Comments on New Guidelines for Cholesterol-Lowering Drugs

new cholesterol drug guidelines

Do the latest guidelines on cholesterol-lowering drugs reflect the latest research?

New guidelines were recently released by the American Heart Association and the American College of Cardiology for cholesterol-lowering drugs known as statins.

Part of the release included a controversial online cardiovascular risk calculator. Critics of the calculator propose that the algorithm greatly overestimates risk by 75-150% – turning millions more people into candidates for statin drug therapy.

Individuals taking statin drugs could double.

[See Risk Calculator For Cholesterol Appears Flawed (NY Times).]

There are numerous problems with the new recommendations:

  • Individuals with type 2 diabetes will effectively take more statin drugs despite a study suggesting that statins themselves have been correlated with an increase incidence of type 2 diabetes.

  • Statin drugs are not necessarily benign drugs. Studies suggest that the only population that sees benefit from the drugs in terms of mortality are middle aged men (<70-75 years old) who have already experienced a true cardiac event such as a heart attack. A very slight mortality benefit might also be seen in men who have not had a true cardiac event, but who have elevated hs-CRP who then take statins. No other groups have seen a statistically significant benefit in reduced cardiovascular and all-cause mortality including women, elderly, middle-aged men without cardiovascular disease or high hs-CRP. In fact, all-cause mortality may increase in some of these groups.

  • Statin drugs are “pleuripotent” which means they have simultaneously positive and negative effects on the body – creating somewhat of a wash of risk-benefit. For example, statins have been shown to have antioxidant and prooxidant effects in different people and have different effects on risk for cancer and renal disease among other findings.

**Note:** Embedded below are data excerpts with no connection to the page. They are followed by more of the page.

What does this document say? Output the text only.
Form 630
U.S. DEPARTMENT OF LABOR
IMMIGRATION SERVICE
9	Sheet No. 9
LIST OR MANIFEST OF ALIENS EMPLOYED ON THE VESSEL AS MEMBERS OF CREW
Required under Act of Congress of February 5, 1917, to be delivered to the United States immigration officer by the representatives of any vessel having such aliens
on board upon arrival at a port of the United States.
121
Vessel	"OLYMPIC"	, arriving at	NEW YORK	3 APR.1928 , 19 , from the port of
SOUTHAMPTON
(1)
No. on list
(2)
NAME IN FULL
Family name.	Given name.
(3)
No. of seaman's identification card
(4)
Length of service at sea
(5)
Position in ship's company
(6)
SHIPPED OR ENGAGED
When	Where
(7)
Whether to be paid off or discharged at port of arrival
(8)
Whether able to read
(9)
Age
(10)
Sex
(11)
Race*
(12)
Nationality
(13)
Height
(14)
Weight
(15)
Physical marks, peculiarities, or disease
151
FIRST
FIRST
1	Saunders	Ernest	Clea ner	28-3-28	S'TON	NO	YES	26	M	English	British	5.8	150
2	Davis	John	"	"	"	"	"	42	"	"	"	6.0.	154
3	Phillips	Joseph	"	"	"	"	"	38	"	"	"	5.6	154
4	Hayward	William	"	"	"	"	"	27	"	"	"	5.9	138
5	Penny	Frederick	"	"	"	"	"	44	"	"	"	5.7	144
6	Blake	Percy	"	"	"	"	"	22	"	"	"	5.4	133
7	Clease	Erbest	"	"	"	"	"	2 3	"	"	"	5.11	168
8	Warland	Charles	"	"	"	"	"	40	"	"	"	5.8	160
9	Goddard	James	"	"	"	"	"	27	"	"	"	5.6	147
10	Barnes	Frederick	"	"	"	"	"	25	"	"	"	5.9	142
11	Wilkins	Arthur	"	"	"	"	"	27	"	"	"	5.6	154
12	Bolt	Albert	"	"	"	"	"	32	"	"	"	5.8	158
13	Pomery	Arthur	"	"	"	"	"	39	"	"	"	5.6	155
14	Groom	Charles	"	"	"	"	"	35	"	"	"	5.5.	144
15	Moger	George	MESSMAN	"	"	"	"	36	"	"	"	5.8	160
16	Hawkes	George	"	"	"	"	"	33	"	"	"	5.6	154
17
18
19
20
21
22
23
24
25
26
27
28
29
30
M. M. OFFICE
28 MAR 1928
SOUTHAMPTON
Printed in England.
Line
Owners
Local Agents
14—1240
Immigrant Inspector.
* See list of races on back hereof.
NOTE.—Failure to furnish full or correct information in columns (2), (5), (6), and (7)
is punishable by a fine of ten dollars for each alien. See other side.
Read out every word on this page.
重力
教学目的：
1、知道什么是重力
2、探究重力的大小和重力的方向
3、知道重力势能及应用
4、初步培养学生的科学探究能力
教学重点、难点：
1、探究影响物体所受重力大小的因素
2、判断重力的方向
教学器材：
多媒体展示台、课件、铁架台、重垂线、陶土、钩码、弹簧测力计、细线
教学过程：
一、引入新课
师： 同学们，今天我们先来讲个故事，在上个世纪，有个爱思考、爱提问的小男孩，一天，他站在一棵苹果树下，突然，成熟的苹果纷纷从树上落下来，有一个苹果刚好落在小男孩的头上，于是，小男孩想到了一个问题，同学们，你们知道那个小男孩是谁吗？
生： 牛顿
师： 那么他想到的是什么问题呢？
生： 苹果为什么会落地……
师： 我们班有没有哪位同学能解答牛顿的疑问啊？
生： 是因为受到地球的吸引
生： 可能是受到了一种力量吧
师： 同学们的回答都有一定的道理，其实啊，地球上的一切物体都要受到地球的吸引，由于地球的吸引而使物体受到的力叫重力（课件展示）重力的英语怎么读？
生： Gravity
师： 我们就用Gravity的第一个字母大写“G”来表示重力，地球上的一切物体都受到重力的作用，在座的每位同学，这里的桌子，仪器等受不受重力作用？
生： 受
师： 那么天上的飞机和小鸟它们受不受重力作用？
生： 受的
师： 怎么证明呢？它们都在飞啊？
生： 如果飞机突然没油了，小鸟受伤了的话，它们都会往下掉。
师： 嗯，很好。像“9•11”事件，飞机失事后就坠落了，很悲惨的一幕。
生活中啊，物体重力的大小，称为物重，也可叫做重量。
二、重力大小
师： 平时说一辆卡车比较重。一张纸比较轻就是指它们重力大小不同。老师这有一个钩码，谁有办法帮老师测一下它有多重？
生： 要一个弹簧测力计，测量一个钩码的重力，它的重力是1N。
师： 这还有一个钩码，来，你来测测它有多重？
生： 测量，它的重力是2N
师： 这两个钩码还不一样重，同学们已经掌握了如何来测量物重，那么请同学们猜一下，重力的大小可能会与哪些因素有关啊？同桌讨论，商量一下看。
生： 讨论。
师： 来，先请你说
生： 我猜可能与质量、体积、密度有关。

  • Most common side effects include muscle pain, cognitive impairment, and fatigue. Many other side effects occur at lesser degrees. When patients ask their doctors if these are connected to their statin medication, 47-51% of doctors dismiss the possibility of a link, and few doctors (14%) bring up the possibility of side effects when first recommending the drug.

  • Cholesterol is actually necessary for the body. It is involved in most tissues of the body and supports cell energy, cell membrane function, nervous system health, sex hormone health, protection against harmful free radicals, and healthy gene expression.

  • LDL has been recently questioned as a useful marker for risk of heart disease mortality – with LDL particle number, other markers such as lipoprotein(a) and hs-CRP, as well as risk ratios such as Total Cholesterol:HDL, and Triglyercide:HDL gaining more attention.

  • Few still know that statins block production of an important cell component known as CoenzymeQ10 (CoQ10/ubiquinol) which you may have read about when it comes to health of the heart, muscle and nervous system. CoQ10 is a natural fat-soluble anti-oxidant and a component of our cells’ mitochondria which are involved in creating energy – especially in cardiac and nervous tissue where the concentration of mitochondria is highest.

  • Publication bias has been previously demonstrated in industry-funded research. The FDA looked at a selective publication of a series of 74 industry-funded trials on anti-depressants. Of 38 positive trials reviewed by the FDA,  37 had been published. Of 36 negative trials, only 14 were published (22 went unpublished). Of the 14 published negative articles, 3 demonstrated inconclusive results, and 11 were actually written in a way that appeared positive. Overall, published positive trials outweighed negative trials by >3:1, keeping in mind that bias was still slanted to a positive viewpoint in the 11 negative articles published. In general, 94% of industry-funded studies published showed a positive outcome.